作品《人參人生》(2024-2025)呈現了一個平躺于土壤覆蓋的床架上的人參形態雕塑,電子部件與微控制器的運用使得人參須以平緩的速度上下擺動,如熟睡之人呼吸的起伏,令觀者的身體節奏也不由慢下來。這件作品啟發自人參可用于治療失眠的說法。安穩躺下的人參處于動靜之間的狀態亦指向對生死二元性的超越。許方華將這件作品視為一個祝福,愿觀眾們都能在睡眠中身心獲得好的休憩,獲得再生的能量。許方華的實踐始終調用不同的技術媒介,但她卻并不將科技置于自然、傳統或情感的對立面。正如在此展覽中,草藥學與現代技術看似為相沖突的范疇,她卻能跨過對二者的刻板印象進行巧妙地糅合,賦予草藥材以科幻的異想,調度技術的療愈之力,傳遞出詩意與溫度。

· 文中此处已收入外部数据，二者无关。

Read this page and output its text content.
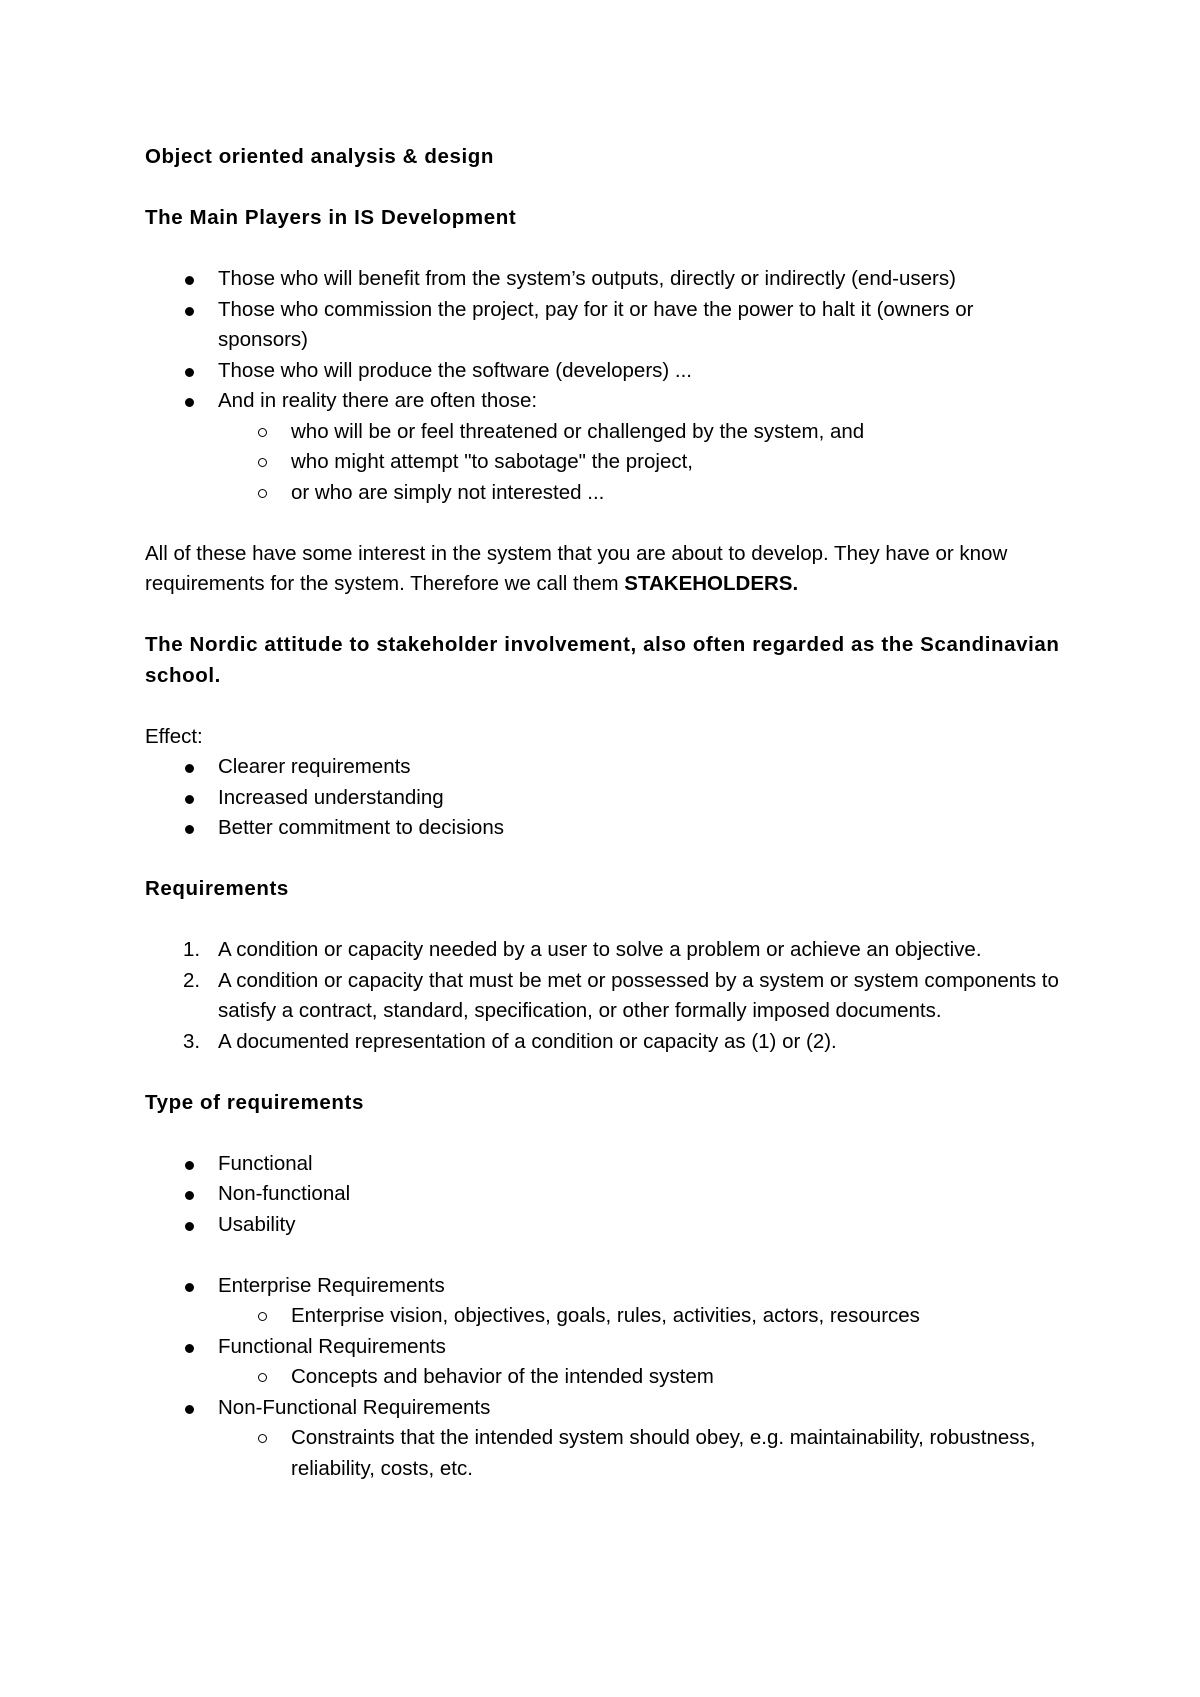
Object oriented analysis & design

The Main Players in IS Development

Those who will benefit from the system’s outputs, directly or indirectly (end-users)
Those who commission the project, pay for it or have the power to halt it (owners or sponsors)
Those who will produce the software (developers) ...
And in reality there are often those:
who will be or feel threatened or challenged by the system, and
who might attempt "to sabotage" the project,
or who are simply not interested ...

All of these have some interest in the system that you are about to develop. They have or know requirements for the system. Therefore we call them STAKEHOLDERS.

The Nordic attitude to stakeholder involvement, also often regarded as the Scandinavian school.

Effect:

Clearer requirements
Increased understanding
Better commitment to decisions

Requirements

1. A condition or capacity needed by a user to solve a problem or achieve an objective.
2. A condition or capacity that must be met or possessed by a system or system components to satisfy a contract, standard, specification, or other formally imposed documents.
3. A documented representation of a condition or capacity as (1) or (2).

Type of requirements

Functional
Non-functional
Usability
Enterprise Requirements
Enterprise vision, objectives, goals, rules, activities, actors, resources
Functional Requirements
Concepts and behavior of the intended system
Non-Functional Requirements
Constraints that the intended system should obey, e.g. maintainability, robustness, reliability, costs, etc.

許方華,《人參人生》,2024-2025,圖片由油街實現提供。
具身記憶的影跡
在策展人周麗珊為麥海珊的展覽“查無此人”所寫的陳述中,她將“自我民族志(autoethnography)”拆解,作為感受和理解展覽的一個框架。“自我”即個人的、主觀性的、關乎身份的,“民族”則關注個人與社會及文化背景的動態關系,而“志”指向“書寫”——如何書寫?以何種媒介、形式與姿態書寫?以麥海珊在香港的三十二次搬家為引,藝術家與策展人將此三者如絲線般編織交纏以構成展覽之繩。
麥海珊(b.1969)的流動影像實踐跨度達三十余年,除了單頻道電影和錄像作品外,她同時創作攝影﹑聲音藝術及網絡藝術項目,并特別關注實驗民族志電影錄像及超八電影。近年,她將常規的研究方式和藝術的創作于民族志的領域中連結起來。

麥海珊,圖片由藝術家及WMA Space提供
在此次展覽的第一件作品《浮城》(2025)中,麥海珊以詩般跳躍的風格將她曾途經與棲居過的都市景象剪接在一起。一個傾斜的投影機將畫面投落在地面與墻壁上。于是,當觀眾踏入展廳,自己的影子便闖入了藝術家所攝錄的運動的城景中,無法剝離。攝影在傳統民族志研究中常被調用為“捕獲”他者的圖像的手段,觀看行為暗涉不平等的主客關系。而這段空間化的投影打破了觀看者與再現對象之間的距離,亦以隱喻的方式使民族志研究中隱身的“我”顯性。
整個展覽對“我”的一個個家的回顧呈現著“我”對自我的探索、與周遭的關系、對社會的介入。展廳被劃分為三個小隔間,進入隔間前需經過貼有移印照片的房門,其上重合拼接的圖像呈現著一個個匿名的城市角落,宣告藝術家曾居住過的地區:沙田、美孚新村、坪洲….頻繁的搬家導致的“查無此人”既指向實際的離散狀態,亦指向主體的不斷變化。灰白色的墻板圍成的房間內有藝術家早年所組建樂隊AMK的海報、曾參與的性少數活動組織的獨立刊物、患驚恐病時期養護的小貓的照片。藝術家于習作紙上手寫的文字為這些物件提供注解,片段式地訴說著它們在自己的故事與社會歷史中的角色。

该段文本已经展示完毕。